Mimo zmowy milczenia w teatrze Studio udało się znaleźć niedoszłego sponsora "Balu". - Nie podpisaliśmy z teatrem żadnej wiążącej umowy, prowadziliśmy jedynie rozmowy wstępne. Więc nie ma mowy o wycofaniu się z zobowiązań - tłumaczy Ewa Kwiatkowska, asystent prezesa zarządu MCX sp. z o.o. - Jesteśmy jak najbardziej zainteresowani sponsorowaniem spektaklu w teatrze Studio, ale w tym roku przy premierze "Balu" nie damy rady. Do takiego wydarzenia trzeba się dobrze przygotować. Wkrótce otwieramy nowy biurowiec na Mokotowie i czeka nas mnóstwo pracy. Może na wiosnę, kiedy przygotowywana będzie w Studio następna premiera?

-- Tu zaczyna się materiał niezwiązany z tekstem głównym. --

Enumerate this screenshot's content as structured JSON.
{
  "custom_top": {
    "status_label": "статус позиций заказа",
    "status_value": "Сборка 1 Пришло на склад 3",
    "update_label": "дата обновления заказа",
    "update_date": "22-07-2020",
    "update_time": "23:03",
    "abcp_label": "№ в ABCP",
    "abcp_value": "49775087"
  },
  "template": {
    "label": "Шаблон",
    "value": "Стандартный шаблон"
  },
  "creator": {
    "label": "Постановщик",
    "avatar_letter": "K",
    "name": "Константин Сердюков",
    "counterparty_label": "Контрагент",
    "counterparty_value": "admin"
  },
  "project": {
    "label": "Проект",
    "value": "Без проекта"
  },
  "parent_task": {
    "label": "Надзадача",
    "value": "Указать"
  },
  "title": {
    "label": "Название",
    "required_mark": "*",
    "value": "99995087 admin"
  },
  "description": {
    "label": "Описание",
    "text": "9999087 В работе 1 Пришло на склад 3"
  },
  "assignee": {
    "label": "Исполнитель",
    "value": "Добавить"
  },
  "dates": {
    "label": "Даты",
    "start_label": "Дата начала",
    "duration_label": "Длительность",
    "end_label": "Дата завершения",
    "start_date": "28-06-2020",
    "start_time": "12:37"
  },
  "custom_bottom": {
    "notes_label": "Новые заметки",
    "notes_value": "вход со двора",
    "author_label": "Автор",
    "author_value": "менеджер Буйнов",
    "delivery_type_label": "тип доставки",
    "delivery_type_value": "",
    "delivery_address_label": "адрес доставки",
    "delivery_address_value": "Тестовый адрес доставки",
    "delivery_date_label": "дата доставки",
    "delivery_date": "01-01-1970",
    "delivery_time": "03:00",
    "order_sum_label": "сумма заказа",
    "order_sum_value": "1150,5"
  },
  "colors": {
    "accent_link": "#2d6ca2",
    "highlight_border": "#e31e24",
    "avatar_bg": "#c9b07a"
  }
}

Czy jednak uda się znaleźć sponsora "Balu"? - Nie będzie to łatwe, w większości firm budżety sponsorskie są już zamknięte - mówi dyrektor Kosmala.
Tych pieniędzy nie da się też wysupłać z dotacji, którą Centrum Sztuki "Studio" dostaje od samorządu woj. mazowieckiego.

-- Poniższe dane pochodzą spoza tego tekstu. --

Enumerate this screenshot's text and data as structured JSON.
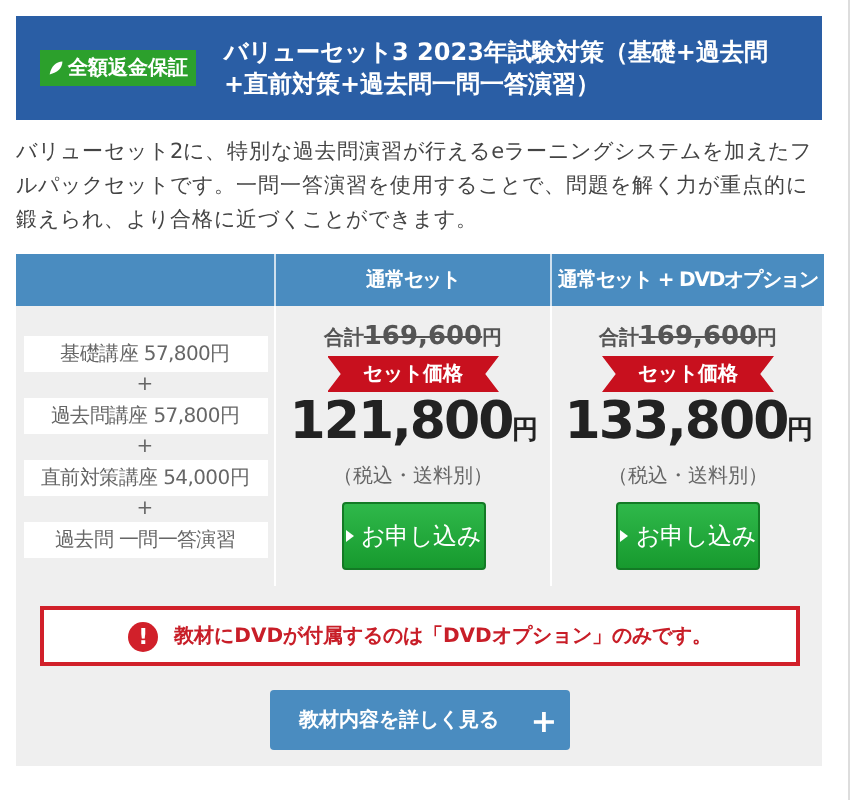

- Dotacja pokrywa zaledwie opłaty stałe - informuje dyrektor Kosmala. - Co możemy zrobić? Przystąpić do rewizji założeń inscenizacyjnych? Ale ten spektakl bez słów, oparty na inscenizacji, będący artystyczną propozycją reżysera, powinien mieć rozmach i właściwą oprawę.
Zbigniew Brzoza (reżyser)
O tym spektaklu myślę od kilku lat. Od lat szukam dramatu, który dałby mi szansę opowiedzenia o uwikłaniu w komunizm. Mam wrażenie, że moje doświadczenia i doświadczenia moich bliskich odbiegają od tej ikony PRL-u, do której wszyscy przywykliśmy. Mam wrażenie, że to najwyższa pora, żeby o tych upiornych czasach PRL-u porozmawiać na poważnie, bez sentymentów. Nie znalazłem takiego dramatu. Ale udało mi się namówić Marka Nowakowskiego, aby napisał scenariusz nawiązujący do filmu Scoli, mówiący właśnie o nas. Przez kilka miesięcy trwały próby, bardzo trudne. I nagle katastrofa - nie ma sponsora. Zadłużać się czy wycofać ze spektaklu? Powiedzieć aktorom, że mimo tylu intensywnych prób rezygnujemy? Nie umiem. Będę się starał doprowadzić do premiery za wszelką cenę. Jeśli się nie odbędzie, to będzie moja wielka porażka.
Maria Peszek (aktorka)
Dla aktora to bolesna chwila, kiedy po wielu tygodniach prób jego praca - tuż przed finałem - zostaje przerwana. O problemach ze sponsorem dowiaduję się dopiero teraz, od pani. Ale paradoksalnie, nie jestem zaskoczona. Nie ma pieniędzy na premierę? Przecież nie pierwszy raz słyszę te słowa. W takich żyjemy czasach. A mimo wszystko wierzę, że premiera "Balu" się odbędzie. Ten projekt wydaje mi się zbyt wyjątkowy, by o niego nie walczyć. "Bal" już na obecnym etapie prób wyznaczał ciekawe perspektywy. I nie tak łatwo - myślę - będzie z niego zrezygnować. Próby absorbowały cały zespół, bo też niemalże cały zespół teatru w nim bierze udział. Praca była wyczerpująca, ale też ekscytująca. To spektakl zespołowy, bez słów. Przedsięwzięcie artystyczne, autorska wizja reżysera. Jeśli nie dojdzie do premiery, będzie to strata nie tylko dla teatru Studio. Cała warszawska aura teatralna pozbawiona zostanie niepowtarzalnego projektu.